Завтра, завтра, завтра — страница 35 из 83

– Ну да. Я снова в Лос-Анджелесе. Снова в больнице вместе с тобой. Начинаю все заново. Без Дова… Новая игра. Новый офис. Размякнешь тут.

– А я-то возомнил, ты тревожишься обо мне: вдруг я умру, – обиделся Сэм.

– И не надейся, – хмыкнула Сэди. – Ты никогда не умрешь. А если умрешь, я просто начну игру заново.

– Сэм умер! Опустите четвертак в прорезь автомата! И продолжите игру с точки сохранения! Когда-нибудь вы непременно выиграете!

– Боишься? – спросила Сэди, помолчав.

– Нет. Напротив, скорее рад. Рад, что наконец-то все кончится. С другой стороны, мне чертовски жаль свою бесполезную ногу. Мы столько всего с ней вынесли, к тому же, открою тебе тайну, она приносила мне удачу.

– Удачу?

– Ну, если бы не она, я не очутился бы в больнице и не повстречал бы тебя. И мы никогда бы не подружились. И никогда не стали бы врагами.

– Не выдумывай. Я никогда не была твоим врагом.

– Еще как была. Ты была моим заклятым врагом. И это, – Сэм торжествующе потряс пресс-папье, – явное и непреложное тому доказательство.
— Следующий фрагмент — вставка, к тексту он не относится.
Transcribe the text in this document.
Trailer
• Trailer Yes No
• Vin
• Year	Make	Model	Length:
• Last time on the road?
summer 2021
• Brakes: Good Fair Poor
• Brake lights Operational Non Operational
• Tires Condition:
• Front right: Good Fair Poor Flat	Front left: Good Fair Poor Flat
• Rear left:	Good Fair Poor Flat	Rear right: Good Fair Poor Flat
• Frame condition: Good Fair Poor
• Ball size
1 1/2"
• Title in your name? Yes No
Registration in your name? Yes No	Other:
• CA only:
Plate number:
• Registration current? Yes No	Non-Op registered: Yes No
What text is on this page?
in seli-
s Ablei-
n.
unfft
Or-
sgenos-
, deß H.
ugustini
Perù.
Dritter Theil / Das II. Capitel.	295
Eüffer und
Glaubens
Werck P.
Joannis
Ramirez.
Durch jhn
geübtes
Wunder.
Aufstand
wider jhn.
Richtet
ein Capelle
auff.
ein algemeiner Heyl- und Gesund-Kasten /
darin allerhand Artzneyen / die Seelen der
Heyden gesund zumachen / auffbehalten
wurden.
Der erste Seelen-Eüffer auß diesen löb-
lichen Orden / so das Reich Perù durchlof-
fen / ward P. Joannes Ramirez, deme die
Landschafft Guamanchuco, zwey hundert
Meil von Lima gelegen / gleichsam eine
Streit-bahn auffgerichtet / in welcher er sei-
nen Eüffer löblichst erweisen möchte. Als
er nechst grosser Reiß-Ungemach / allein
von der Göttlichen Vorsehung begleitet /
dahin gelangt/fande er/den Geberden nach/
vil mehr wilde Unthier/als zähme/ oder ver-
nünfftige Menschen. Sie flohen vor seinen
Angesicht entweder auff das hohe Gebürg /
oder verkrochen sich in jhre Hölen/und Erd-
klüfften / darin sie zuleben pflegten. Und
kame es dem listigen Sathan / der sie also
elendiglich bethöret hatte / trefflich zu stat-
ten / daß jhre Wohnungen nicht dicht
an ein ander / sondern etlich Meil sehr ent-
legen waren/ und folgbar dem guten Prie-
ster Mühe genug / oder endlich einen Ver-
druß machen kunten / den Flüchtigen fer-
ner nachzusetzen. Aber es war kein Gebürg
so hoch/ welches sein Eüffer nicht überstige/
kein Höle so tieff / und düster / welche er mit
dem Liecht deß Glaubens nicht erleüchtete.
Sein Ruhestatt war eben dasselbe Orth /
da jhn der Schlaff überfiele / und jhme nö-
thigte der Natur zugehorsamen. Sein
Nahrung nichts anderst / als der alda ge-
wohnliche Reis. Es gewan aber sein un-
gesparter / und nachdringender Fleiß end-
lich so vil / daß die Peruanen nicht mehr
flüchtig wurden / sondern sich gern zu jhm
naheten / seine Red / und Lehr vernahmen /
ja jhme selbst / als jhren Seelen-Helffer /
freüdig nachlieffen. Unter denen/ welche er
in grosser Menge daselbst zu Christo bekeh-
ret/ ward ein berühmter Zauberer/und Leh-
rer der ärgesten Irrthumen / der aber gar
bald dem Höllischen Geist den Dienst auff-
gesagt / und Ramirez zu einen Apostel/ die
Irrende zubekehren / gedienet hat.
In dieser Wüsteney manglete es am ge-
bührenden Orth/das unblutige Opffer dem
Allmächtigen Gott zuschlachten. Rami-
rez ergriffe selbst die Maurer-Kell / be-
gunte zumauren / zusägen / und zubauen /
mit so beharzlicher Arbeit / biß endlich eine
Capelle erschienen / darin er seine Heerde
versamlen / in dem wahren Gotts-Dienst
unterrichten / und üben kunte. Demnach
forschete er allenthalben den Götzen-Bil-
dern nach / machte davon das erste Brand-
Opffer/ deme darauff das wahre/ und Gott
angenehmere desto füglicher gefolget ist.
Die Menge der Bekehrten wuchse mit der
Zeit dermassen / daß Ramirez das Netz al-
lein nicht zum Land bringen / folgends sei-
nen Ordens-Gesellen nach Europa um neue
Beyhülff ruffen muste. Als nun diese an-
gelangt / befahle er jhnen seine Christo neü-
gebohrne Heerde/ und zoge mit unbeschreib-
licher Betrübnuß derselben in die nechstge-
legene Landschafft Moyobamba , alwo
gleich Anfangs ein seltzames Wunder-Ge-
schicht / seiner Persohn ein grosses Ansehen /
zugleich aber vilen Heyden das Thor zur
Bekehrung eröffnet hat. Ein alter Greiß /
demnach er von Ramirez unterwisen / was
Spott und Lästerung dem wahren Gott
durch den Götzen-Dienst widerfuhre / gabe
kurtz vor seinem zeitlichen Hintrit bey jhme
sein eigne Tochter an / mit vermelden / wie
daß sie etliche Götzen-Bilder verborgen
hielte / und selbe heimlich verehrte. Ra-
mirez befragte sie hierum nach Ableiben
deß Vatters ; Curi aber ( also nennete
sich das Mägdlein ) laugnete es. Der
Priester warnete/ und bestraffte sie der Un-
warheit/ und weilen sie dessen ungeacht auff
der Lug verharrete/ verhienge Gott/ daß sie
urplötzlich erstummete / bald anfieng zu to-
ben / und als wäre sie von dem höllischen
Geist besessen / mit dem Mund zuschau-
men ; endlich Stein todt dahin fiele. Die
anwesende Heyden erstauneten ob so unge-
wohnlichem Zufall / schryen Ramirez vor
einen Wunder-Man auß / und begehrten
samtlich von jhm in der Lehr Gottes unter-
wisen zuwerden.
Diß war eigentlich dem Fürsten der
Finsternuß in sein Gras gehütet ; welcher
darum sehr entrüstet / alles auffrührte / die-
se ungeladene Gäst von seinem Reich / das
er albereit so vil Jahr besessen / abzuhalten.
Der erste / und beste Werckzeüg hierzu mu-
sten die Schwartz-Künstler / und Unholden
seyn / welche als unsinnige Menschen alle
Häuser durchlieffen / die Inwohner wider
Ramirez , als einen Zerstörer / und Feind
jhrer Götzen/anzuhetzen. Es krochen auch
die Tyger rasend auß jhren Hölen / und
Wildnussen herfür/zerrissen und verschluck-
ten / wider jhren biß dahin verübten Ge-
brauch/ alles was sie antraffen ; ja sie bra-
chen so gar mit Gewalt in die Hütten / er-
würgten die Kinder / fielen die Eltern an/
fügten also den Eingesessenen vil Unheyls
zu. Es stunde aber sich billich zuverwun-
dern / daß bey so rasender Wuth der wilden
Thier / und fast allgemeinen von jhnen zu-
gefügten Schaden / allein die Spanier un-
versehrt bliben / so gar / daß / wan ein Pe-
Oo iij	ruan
– Я начинаю жалеть, что принесла его. – Сэди сделала попытку выхватить из рук Сэма подарок, но тот поспешно спрятал его за спину.

– Ты никогда не получишь его назад. Впрочем, теперь мы друзья. Но если бы не моя искалеченная нога, мы никогда не создали бы «Итиго». И никогда не сидели бы в больничной палате в пяти минутах ходьбы от клиники, где познакомились двенадцать лет назад.

– Да откуда ты знаешь! – негодующе фыркнула Сэди. – Мы могли бы встретиться в другом месте. Мы жили всего лишь в пяти милях друг от друга и поступили в университеты, расстояние между которыми не превышает двух миль. Мы могли бы познакомиться в Кембридже. Или раньше, в Лос-Анджелесе, на одной из математических олимпиад. Помнишь, какие злобные взгляды ты на меня там кидал? Не запирайся!

– И не подумаю. Ты же была моим злейшим недругом!

– Тебя ничем не прошибешь, Сэм. А по мне, мы и тогда симпатизировали друг другу, просто не хотели в этом признаться. Но вернемся к нашим баранам. Уверяю тебя, Сэм, вероятность нашей встречи была очень большой. Я бы даже сказала – бесконечной.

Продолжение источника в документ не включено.